Paquistão preocupado com a sobrevivência de seus tanques Al-Khalid I no moderno campo de batalha
O principal tanque de batalha Al-Khalid-I do Paquistão agora enfrenta seu desafio de sobrevivência em combate mais crítico, à medida que drones FPV baratos, munições de patrulha e armas de ataque superior reformulam a doutrina de proteção blindada, mobilidade tática e domínio do terreno.
A principal questão não é mais se o Al-Khalid I seria capaz de derrotar os tanques do oponente pela frente, mas sim se sua arquitetura protetora suportaria vigilância aérea constante e ataques precisos.
Baseado em blindagem composta modular, inserções de escudo reativo não explosivo (NERA) e escudo reativo explosivo AORAK Mk.2 fabricado localmente, o Al-Khalid-I possui uma base defensiva confiável que equilibra proteção, poder de fogo e mobilidade na categoria de peso de 46 a 48 toneladas.
Seu sistema de sobrevivência em combate também inclui a ogiva eletro-óptica VARTA da Ucrânia, sensores de alerta a laser, cortinas de fumaça, redução de trilhos de detecção e sistemas internos de combate a incêndios, embora sua eficácia varie conforme o espectro cada vez mais complexo de ameaças antitanque modernas.

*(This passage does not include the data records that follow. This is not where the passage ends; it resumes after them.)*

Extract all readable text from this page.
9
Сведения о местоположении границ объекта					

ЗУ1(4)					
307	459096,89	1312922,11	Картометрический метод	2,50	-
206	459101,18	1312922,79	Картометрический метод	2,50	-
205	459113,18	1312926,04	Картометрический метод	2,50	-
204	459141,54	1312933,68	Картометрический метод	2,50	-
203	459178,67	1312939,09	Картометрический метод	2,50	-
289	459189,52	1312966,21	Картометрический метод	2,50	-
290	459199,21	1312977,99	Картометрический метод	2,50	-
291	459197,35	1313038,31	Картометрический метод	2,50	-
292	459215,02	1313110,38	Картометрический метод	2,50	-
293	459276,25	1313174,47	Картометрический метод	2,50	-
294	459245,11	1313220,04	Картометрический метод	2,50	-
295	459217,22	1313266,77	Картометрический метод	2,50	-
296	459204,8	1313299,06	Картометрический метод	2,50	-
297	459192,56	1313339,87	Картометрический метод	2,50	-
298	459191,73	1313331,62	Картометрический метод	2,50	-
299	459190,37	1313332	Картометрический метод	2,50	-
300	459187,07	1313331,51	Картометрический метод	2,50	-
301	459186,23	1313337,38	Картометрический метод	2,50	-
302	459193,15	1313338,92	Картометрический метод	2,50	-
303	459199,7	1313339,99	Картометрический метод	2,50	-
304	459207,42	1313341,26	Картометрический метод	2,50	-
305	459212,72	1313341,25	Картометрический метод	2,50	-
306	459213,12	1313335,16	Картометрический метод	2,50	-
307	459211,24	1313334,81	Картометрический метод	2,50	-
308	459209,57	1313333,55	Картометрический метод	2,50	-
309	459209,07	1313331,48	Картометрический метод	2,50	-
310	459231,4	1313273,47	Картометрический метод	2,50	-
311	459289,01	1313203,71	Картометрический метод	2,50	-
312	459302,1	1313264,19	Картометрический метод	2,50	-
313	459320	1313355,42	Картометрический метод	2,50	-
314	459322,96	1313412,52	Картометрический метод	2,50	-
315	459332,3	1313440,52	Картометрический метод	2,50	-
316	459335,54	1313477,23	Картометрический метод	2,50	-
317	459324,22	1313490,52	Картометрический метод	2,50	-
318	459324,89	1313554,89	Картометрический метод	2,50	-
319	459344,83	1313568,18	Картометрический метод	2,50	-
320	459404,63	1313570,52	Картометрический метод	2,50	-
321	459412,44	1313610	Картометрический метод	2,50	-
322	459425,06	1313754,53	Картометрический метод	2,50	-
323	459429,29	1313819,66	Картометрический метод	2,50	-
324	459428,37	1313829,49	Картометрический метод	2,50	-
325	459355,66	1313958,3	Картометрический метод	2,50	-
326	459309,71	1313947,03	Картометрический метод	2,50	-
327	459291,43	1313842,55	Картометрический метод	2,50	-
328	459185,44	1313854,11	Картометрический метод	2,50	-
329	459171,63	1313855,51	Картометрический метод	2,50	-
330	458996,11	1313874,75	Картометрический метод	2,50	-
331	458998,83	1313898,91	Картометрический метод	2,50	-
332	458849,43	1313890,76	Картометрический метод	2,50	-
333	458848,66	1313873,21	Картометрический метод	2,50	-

As defesas em questão são desenvolvidas principalmente para lidar com penetradores de energia cinética, ogivas de carga moldada, mísseis guiados por laser e vigilância de campo convencional, em vez de ataques em massa de drones FPV usando links de radiofrequência, navegação autônoma ou controle por fibra óptica.
Assim, o Al-Khalid-I entrou na era da guerra com drones sem um sistema padrão de proteção ativa de abate duro, que se comprovou capaz de detectar, rastrear e interceptar fisicamente mísseis perdidos em queda em despenca, mísseis de ataque à superfície e várias ameaças aéreas de baixo custo simultaneamente.
O conflito na Ucrânia prova que tanques fortemente blindados como o Abrams, Leopard 2 e T-90 permanecem vulneráveis quando operam fora da cobertura de guerra eletrônica, defesa aérea de curto alcance, proteção de infantaria e sistemas integrados de defesa anti-drones.
Para o Paquistão, a lição traz implicações operacionais diretas, já que suas formações blindadas devem manter mobilidade através de desertos, planícies, caminhos fluviais e terrenos de alta altitude diante do aumento das capacidades de vigilância, ataque de precisão e guerra eletrônica.
O menor peso de combate do Al-Khalid-I e o motor de 1.200 cavalos de potência apoiam a rápida reimplantação, mas a mobilidade não consegue compensar a ameaça, pois os drones rastreiam movimentos, revelam rotas logísticas e guiam artilharia, ataques ou munição dispersa em seguimento.
O Paquistão começou a responder por meio da instalação de gaiolas no telhado, drones de reconhecimento amarrados, sistemas antidrones locais e pesquisas de proteção ativa, formando assim um caminho em fases para a sobrevivência em combate em camadas sem depender inteiramente da espessura da blindagem.
No entanto, as informações públicas ainda são limitadas, as alegações do fabricante não correspondem à confirmação de combate, enquanto os números de proteção relatados não conseguiram determinar o desempenho do Al-Khalid-I diante de ogivas em tandem, ataques repetidos de FPV ou ataques coordenados de saturação.
As decisões estratégicas dependem, em última análise, da capacidade do Paquistão de transformar o Al-Khalid-I de uma plataforma de combate protegida individualmente para um nó blindado em rede, apoiado por guerra eletrônica, sensores antidrones, sistemas de interceptação e uma doutrina operacional adaptativa de coalizão.